First Three-Year Medical Degree a Success

Successful program helping expand the primary care physician workforce

In 2010, a new three-year medical degree program that would provide more primary care physicians received national coverage. The Texas Tech University Health Sciences Center (TTUHSC) School of Medicine created the first three-year medical degree approved by the nationally recognized accrediting authority for medical education. The Family Medicine Accelerated Track (FMAT) program allows primary care students at the TTUHSC School of Medicine to complete their degree in three years at about half of the cost of the standard four-year program. This month, the first FMAT class will complete family medicine residency training and begin their careers as practicing physicians.

 

“The TTUHSC School of Medicine’s early adoption of an accelerated pathway has opened a new road for the institution as a leader in curricular innovation that will be increasingly competency-based,” said Steven Berk, M.D., TTUHSC executive vice president, provost and dean of the School of Medicine. “The road ahead for medical education is likely to be linked less to time than to demonstrating proficiency in communicating with and caring for patients, and FMAT is one vehicle on that road.”

 

Berk said with the baby boomer generation growing older and the increased demand for primary care with the federal health care law, this program has addressed the need for more family medicine doctors.

 

“This is a program of national importance as we work to ensure that all Americans will have access to a primary care physician,” Berk said. “We committed to taking the first steps in changing how medical schools attract and educate future family medicine doctors. This program demonstrates that our School of Medicine is contributing to health care education nationally as well as locally.”

 

According to the American Academy of Family Physicians (AAFP), since 1997, U.S. medical school graduate matches in family medicine and general internal medicine programs have fallen by nearly 50 percent.

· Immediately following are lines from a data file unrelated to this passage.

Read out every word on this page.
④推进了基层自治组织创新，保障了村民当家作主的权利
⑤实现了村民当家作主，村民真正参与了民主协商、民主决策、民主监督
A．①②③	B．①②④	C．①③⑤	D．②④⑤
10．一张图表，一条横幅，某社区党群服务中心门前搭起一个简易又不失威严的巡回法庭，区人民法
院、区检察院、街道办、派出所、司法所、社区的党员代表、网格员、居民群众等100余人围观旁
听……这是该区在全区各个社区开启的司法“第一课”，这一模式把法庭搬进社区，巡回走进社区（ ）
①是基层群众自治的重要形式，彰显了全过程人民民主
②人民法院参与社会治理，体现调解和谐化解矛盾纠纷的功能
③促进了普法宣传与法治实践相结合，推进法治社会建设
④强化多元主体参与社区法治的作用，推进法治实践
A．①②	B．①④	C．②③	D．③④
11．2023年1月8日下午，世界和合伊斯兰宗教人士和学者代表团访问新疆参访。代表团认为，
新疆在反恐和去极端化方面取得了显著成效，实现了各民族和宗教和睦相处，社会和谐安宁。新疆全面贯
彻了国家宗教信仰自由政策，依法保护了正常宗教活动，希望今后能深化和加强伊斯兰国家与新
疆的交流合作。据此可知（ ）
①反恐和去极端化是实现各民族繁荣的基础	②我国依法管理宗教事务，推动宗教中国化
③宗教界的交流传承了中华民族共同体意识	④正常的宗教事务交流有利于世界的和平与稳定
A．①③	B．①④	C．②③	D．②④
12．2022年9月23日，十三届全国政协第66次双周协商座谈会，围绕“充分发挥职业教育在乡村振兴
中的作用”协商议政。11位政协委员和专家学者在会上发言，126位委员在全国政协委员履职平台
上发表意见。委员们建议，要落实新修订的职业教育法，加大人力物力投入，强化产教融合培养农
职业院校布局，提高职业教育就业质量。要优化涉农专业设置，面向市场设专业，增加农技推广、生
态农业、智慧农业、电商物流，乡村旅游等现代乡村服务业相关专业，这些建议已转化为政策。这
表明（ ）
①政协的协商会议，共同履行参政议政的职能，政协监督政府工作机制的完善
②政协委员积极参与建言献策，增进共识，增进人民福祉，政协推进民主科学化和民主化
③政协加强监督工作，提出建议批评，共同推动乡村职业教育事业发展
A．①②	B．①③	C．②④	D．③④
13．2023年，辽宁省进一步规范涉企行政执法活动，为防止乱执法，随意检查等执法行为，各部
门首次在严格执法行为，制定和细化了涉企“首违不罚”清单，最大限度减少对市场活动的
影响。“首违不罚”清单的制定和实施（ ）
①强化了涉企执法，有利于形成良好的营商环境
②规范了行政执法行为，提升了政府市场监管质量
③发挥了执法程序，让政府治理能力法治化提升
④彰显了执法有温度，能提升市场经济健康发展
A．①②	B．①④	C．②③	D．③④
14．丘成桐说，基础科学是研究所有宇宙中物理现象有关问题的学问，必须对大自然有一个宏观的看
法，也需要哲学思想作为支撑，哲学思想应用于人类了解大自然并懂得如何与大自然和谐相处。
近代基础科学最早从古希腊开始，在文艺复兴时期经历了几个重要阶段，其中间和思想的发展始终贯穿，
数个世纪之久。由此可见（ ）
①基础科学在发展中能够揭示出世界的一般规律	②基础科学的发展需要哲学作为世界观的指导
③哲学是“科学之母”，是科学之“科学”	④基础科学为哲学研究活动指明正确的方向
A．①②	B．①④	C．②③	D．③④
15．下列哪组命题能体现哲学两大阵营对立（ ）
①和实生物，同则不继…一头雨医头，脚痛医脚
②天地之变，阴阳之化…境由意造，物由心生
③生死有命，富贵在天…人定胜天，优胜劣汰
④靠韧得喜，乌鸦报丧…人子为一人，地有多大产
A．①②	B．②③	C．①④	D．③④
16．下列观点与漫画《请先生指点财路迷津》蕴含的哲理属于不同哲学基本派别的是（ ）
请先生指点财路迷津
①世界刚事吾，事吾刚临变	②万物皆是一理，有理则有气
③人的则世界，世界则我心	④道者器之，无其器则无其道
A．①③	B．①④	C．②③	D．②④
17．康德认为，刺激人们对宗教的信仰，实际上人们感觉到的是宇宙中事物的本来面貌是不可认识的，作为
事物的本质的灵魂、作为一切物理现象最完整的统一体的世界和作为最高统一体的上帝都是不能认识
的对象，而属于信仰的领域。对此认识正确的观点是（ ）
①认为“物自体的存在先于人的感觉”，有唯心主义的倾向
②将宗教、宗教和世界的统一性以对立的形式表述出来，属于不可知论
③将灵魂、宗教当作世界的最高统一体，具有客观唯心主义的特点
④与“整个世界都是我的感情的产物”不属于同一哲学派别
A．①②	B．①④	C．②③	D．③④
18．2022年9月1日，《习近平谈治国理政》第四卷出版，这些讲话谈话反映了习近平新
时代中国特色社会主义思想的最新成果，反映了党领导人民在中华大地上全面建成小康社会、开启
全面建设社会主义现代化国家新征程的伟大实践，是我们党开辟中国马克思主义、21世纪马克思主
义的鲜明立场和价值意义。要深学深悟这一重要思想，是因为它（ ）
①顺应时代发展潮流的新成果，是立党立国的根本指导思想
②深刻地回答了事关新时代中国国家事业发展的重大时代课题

A 2006 AAFP Workforce Study estimated that the U.S. would need approximately 39,000 more family physicians by 2020.

 

Betsy Goebel Jones, Ed.D., professor and chair of the Department of Medical Education and professor of family and community medicine at TTUHSC School of Medicine, said other universities, many of which have started similar programs, have closely watched the program.

 

“The visibility of the program has raised the status of primary care across this institution and others.” Jones said. “Our School of Medicine has become an advocate to help many of the other universities creating their own programs. We field questions regularly from other interested schools, and we work closely with a consortium of nine other medical schools, including New York University; Medical College of Wisconsin; University of California, Davis; University of Louisville; Penn State and others, engaged in implementing and assessing the benefits of accelerated training as a way to reduce student debt and provide more direct pathways to address physician work force needs.”

 

FMAT training began for the first class of students in June 2011; those first eight students graduated from medical school in May 2013, began residency the following July, and completed their third and final year of family medicine residency in June 2016. To date, 31 students have graduated from the program and begun family medicine residency. Eighteen additional students are currently in the FMAT program. 

 

“We are especially proud of the careers that our FMAT graduates have chosen because they are going to those communities and settings where their talents are most needed,” Jones added.

 

Seven of the eight graduates will be in practice in Texas, many in small communities that are medically underserved. One will continue an additional year of training in primary care fellowship.

 

While the percentage of TTUHSC School of Medicine students matching with family medicine in 2011 was 11.2 percent — close to the national average of 11.4 percent — by 2016, TTUHSC's average rose to 19.5 percent, while the national average remained at 11.6 percent.

 

“Although the process of maintaining FMAT has been challenging, what has been most satisfying has been the level of performance FMAT graduates have demonstrated as they transition to residency,” Berk said. “FMAT works and meets the goals we set. This first class completed their residency and can be proud they were the first to set the standard.”